The only thing worse than a problem that happens all the time is a problem that doesn’t happen all the time
Not much to say about this one: it’s painful to debug a problem that isn’t reproducible. I have spent as long as 6 months tracking down a single nondeterministic bug. Conversely, in my experience any problem that can be easily reproduced can also be tracked down pretty quickly.
The three most powerful words for building credibility are “I don’t know”
Many people worry that not knowing something is a sign of weakness, and that if a leader seems not to have all the answers they will lose the confidence of their team. Such people try to pretend they have the answer in every situation, making things up if necessary and never admitting mistakes.
However, this approach ultimately backfires. Sooner or later people learn the truth and figure out that the person never admits when they don’t know. When this happens the person loses all credibility: no-one can tell whether the person is speaking from authority or making something up, so it isn’t safe to trust anything they say.
On the other hand, if you admit that you don’t know the answer, or that you made a mistake, you build credibility.
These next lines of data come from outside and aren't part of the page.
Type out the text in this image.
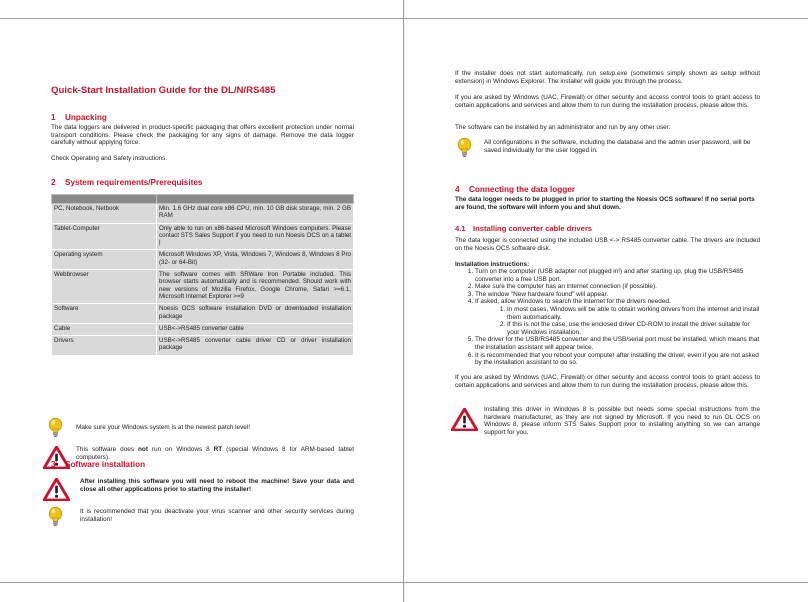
Quick-Start Installation Guide for the DL/N/RS485
1 Unpacking

The data loggers are delivered in product-specific packaging that offers excellent protection under normal transport conditions. Please check the packaging for any signs of damage. Remove the data logger carefully without applying force.

Check Operating and Safety instructions.

2 System requirements/Prerequisites

PC, Notebook, Netbook	Min. 1.6 GHz dual core x86 CPU, min. 10 GB disk storage, min. 2 GB RAM
Tablet-Computer	Only able to run on x86-based Microsoft Windows computers. Please contact STS Sales Support if you need to run Noesis OCS on a tablet |
Operating system	Microsoft Windows XP, Vista, Windows 7, Windows 8, Windows 8 Pro (32- or 64-Bit)
Webbrowser	The software comes with SRWare Iron Portable included. This browser starts automatically and is recommended. Should work with new versions of Mozilla Firefox, Google Chrome, Safari >=6.1, Microsoft Internet Explorer >=9
Software	Noesis OCS software installation DVD or downloaded installation package
Cable	USB<->RS485 converter cable
Drivers	USB<->RS485 converter cable driver CD or driver installation package

Make sure your Windows system is at the newest patch level!

This software does not run on Windows 8 RT (special Windows 8 for ARM-based tablet computers).

3 Software installation

After installing this software you will need to reboot the machine! Save your data and close all other applications prior to starting the installer!

It is recommended that you deactivate your virus scanner and other security services during installation!

If the installer does not start automatically, run setup.exe (sometimes simply shown as setup without extension) in Windows Explorer. The installer will guide you through the process.

If you are asked by Windows (UAC, Firewall) or other security and access control tools to grant access to certain applications and services and allow them to run during the installation process, please allow this.

The software can be installed by an administrator and run by any other user.

All configurations in the software, including the database and the admin user password, will be saved individually for the user logged in.

4 Connecting the data logger

The data logger needs to be plugged in prior to starting the Noesis OCS software! If no serial ports are found, the software will inform you and shut down.

4.1 Installing converter cable drivers

The data logger is connected using the included USB <-> RS485 converter cable. The drivers are included on the Noesis OCS software disk.

Installation instructions:

1. Turn on the computer (USB adapter not plugged in!) and after starting up, plug the USB/RS485 converter into a free USB port.
2. Make sure the computer has an internet connection (if possible).
3. The window "New hardware found" will appear.
4. If asked, allow Windows to search the internet for the drivers needed.
1. In most cases, Windows will be able to obtain working drivers from the internet and install them automatically.
2. If this is not the case, use the enclosed driver CD-ROM to install the driver suitable for your Windows installation.
5. The driver for the USB/RS485 converter and the USB/serial port must be installed, which means that the installation assistant will appear twice.
6. It is recommended that you reboot your computer after installing the driver, even if you are not asked by the installation assistant to do so.

If you are asked by Windows (UAC, Firewall) or other security and access control tools to grant access to certain applications and services and allow them to run during the installation process, please allow this.

Installing this driver in Windows 8 is possible but needs some special instructions from the hardware manufacturer, as they are not signed by Microsoft. If you need to run DL OCS on Windows 8, please inform STS Sales Support prior to installing anything so we can arrange support for you.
People are more likely to trust you when you say that you do have the answer, because they have seen that you don’t make things up.
Coherent systems are inherently unstable
A coherent system is one where everything is the same in some respect; the more things that are uniform or shared, the more coherent the system is. For example, a typical cornfield in Iowa is highly coherent: every corn stalk is from the same strain; they’re all planted at the same time, fertilized at the same time, and harvested at the same time. The world of computing is also fairly coherent: most of the world’s computers run one of a few versions of Windows, and almost any computer in the world can be reached using the IP/TCP protocol. Human-engineered systems tend to be coherent.
Natural systems tend not to be coherent. For example, consider the ecosystem of a wetland: there are numerous different species of plant and animal sharing the same area, but behaving very differently with complex interrelationships. The behavior of the overall system is hard to predict from the behavior of any individual in it.
Coherent systems often have advantages of efficiency, which is why humans gravitate towards them. For example, it’s easier to plant the same seed everywhere in a cornfield, and given that some seeds are better than others, it’s more efficient to use the best seed everywhere. It’s also easier to harvest if all of the corn ripens at the same time. It’s more efficient to have a single operating system running most of the world’s computers: once a new facility is implemented for that system, everyone in the world can benefit from it. If there were dozens of different operating systems, then new applications would have to be reimplemented for each of them.
Unfortunately, coherent systems are unstable: if a problem arises it can wipe out the whole system very quickly. For example, a new plant disease could quickly take out a large fraction of U.S. grain production. Computer viruses are another example: a virus that takes advantage of a bug in Windows can potentially impact most of the world’s computers. The U.S. stock market exhibits a certain degree of coherency in the way people think and trade, which results in huge swings up and down as investors move en masse to buy the latest fad or sell when a recession looms.
The incoherence of natural systems give them greater stability. For example, a particular plant disease could probably only affect a small fraction of the species in a wetland.